King Khan - Never Hold On 7'' (Khannibalism / Ernest Jenning Record Co, 2016)

King Khan
Never Hold On 7''
Khannibalism / Ernest Jenning Record Co

: 8 hot, buttered corn-on-the-cobs out of 10

Despite being a fan for a long ass time of all things King Khan related, over the last couple of years my fervor for keeping up with his every release has somewhat waned.  Then he comes out with this stone cold jam called "Never Hold On," all lush and smooth, and I'm totally back in.  This track sounds like a throwback to the Brill Building days, complete with string section arrangements.  I couldn't love this any more than I do.  The b-side "A Tree Not a Leaf Am I" is fine, not special or boring really, just there.  Sorta slow and sultry, but not particularly exciting.  That a-side is fire though, and worth the price of admission alone. 

Apparently the songs from this release (along with another seven inch from Khan called "America Goddamn" that I'm not feeling quite as much as this one) are taken from the soundtrack to a documentary called "The Invaders" that may have some involvement with the world's strangest filmmaker, Alejandro Jodorowsky.  I can't find out a lot about it though.  I may not have tried very hard, to be honest. 

Monday, May 9, 2016

Mean Jeans - Tight New Dimension (Fat Wreck Chords, 2016)

Mean Jeans
Tight New Dimension
Fat Wreck Chords

: 7.5 pink plumber pills out of 10

I'm not sure if Mean Jeans wins the award for best album cover or worst album cover of the year, but it's gotta be in the running for one of those (my vote is best, but I have notoriously bad taste).  Regardless, if you take anything from listening to Mean Jeans, it's not to take shit too seriously.  Their music is basically a modern version of three-chord Ramones punk with some Jeff the Brotherhood-style riffs thrown in; the songs are catchy as hell (though maybe a tad overproduced for my personal taste), and the lyrical content probably couldn't be any stupider.  Song titles like "Michael Jackson Was Tight," "Are There Beers in Heaven?," "4 Coors Meal," and "Croozin'" sorta let you know exactly what you're in for...punk party rock for dudes who like to wear short cut off jean shorts, thrift store hats, and drink a lot of a terrible beer.  On paper that sounds terrible to most people, but seriously...the songs are crazy catchy.  
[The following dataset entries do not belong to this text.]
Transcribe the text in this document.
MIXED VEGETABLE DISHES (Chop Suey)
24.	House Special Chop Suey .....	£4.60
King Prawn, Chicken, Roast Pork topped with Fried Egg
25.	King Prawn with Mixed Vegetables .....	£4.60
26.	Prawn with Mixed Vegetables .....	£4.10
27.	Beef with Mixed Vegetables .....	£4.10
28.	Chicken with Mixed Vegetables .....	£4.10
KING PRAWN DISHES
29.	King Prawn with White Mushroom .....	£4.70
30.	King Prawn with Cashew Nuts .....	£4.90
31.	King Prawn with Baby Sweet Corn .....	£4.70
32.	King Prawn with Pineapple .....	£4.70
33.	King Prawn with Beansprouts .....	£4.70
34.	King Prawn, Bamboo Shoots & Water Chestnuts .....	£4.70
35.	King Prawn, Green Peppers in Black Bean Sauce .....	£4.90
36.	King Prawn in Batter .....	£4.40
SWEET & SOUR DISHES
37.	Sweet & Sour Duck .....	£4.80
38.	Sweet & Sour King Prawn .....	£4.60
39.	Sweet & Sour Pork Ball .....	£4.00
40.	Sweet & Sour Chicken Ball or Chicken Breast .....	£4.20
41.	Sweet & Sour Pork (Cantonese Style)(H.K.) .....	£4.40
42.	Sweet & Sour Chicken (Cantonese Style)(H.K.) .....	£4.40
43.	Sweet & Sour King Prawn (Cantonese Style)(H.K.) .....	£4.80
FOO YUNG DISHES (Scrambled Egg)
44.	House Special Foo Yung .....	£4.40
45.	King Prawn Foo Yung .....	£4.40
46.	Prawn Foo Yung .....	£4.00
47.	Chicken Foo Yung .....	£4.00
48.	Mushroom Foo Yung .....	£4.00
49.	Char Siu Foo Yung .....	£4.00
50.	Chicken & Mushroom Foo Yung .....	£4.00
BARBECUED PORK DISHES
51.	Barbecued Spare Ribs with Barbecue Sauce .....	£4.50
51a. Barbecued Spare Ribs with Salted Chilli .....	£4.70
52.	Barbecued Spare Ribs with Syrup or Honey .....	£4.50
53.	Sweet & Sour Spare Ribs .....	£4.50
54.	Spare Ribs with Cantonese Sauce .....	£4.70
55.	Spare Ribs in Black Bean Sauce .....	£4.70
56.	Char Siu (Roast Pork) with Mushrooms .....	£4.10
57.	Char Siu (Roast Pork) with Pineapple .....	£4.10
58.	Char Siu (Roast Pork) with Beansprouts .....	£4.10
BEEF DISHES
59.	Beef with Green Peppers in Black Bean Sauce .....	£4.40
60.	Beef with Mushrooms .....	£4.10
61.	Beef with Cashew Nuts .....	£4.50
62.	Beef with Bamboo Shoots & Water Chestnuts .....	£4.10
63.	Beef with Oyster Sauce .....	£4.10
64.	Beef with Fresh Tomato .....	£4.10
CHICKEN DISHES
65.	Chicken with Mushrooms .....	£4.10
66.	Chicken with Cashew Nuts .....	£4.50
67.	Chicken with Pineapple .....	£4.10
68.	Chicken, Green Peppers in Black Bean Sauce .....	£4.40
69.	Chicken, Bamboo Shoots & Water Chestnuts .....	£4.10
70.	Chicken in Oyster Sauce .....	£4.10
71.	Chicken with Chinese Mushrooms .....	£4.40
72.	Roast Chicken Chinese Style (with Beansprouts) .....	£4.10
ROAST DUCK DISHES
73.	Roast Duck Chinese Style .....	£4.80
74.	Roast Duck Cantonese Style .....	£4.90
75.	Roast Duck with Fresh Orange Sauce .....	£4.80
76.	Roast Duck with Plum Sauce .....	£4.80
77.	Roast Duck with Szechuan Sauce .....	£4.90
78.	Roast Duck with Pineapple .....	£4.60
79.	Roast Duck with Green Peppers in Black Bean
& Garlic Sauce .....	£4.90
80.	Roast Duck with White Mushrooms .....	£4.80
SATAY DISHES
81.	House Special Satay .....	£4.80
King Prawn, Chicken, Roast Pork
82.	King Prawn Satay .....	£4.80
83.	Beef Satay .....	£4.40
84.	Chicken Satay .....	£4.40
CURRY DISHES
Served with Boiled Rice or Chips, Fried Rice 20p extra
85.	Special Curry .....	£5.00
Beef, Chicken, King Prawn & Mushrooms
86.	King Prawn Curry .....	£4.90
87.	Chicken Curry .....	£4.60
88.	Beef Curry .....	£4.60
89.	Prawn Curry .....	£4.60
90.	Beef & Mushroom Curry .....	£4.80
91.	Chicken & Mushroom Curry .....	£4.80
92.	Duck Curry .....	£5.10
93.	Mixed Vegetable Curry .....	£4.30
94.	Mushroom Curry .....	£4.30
Eric Bachmann - Eric Bachmann (Merge, 2016)

Eric Bachmann
Eric Bachmann

: 8.5 pink highlighters out of 10

I'm sure the "why" has been explained somewhere, but Crooked Fingers is no more, and now Eric Bachmann is just recording under his own name.  He's released recordings under his name before, and everyone knows Crooked Fingers was really just Bachmann solo anyways, but if he felt the need to jump through this hoop to keep going as an artist, who am I to argue.  I'm just glad he's still making music and I've got a new record to listen to...and a really, really damn good new record at that.  The second track "Mercy" is one of the best songs he's ever written, and certainly the closest he's ever come to producing music that would be confused with a sixties girl group.  there's actually quite a bit of backing female vocals ("Dreaming" and "Seperation Fright" are a couple of other outstanding examples, and there are more), which adds a nice extra layer you don't usually get with his sound.  I could see some (stupid) people being turned off of this slight turn, but Bachmann's deep voice still dominates - there is no changing that.  I feel pretty good saying this will be one of my favorite records of the year...then again, I can often say that about any music Eric Bachmann releases.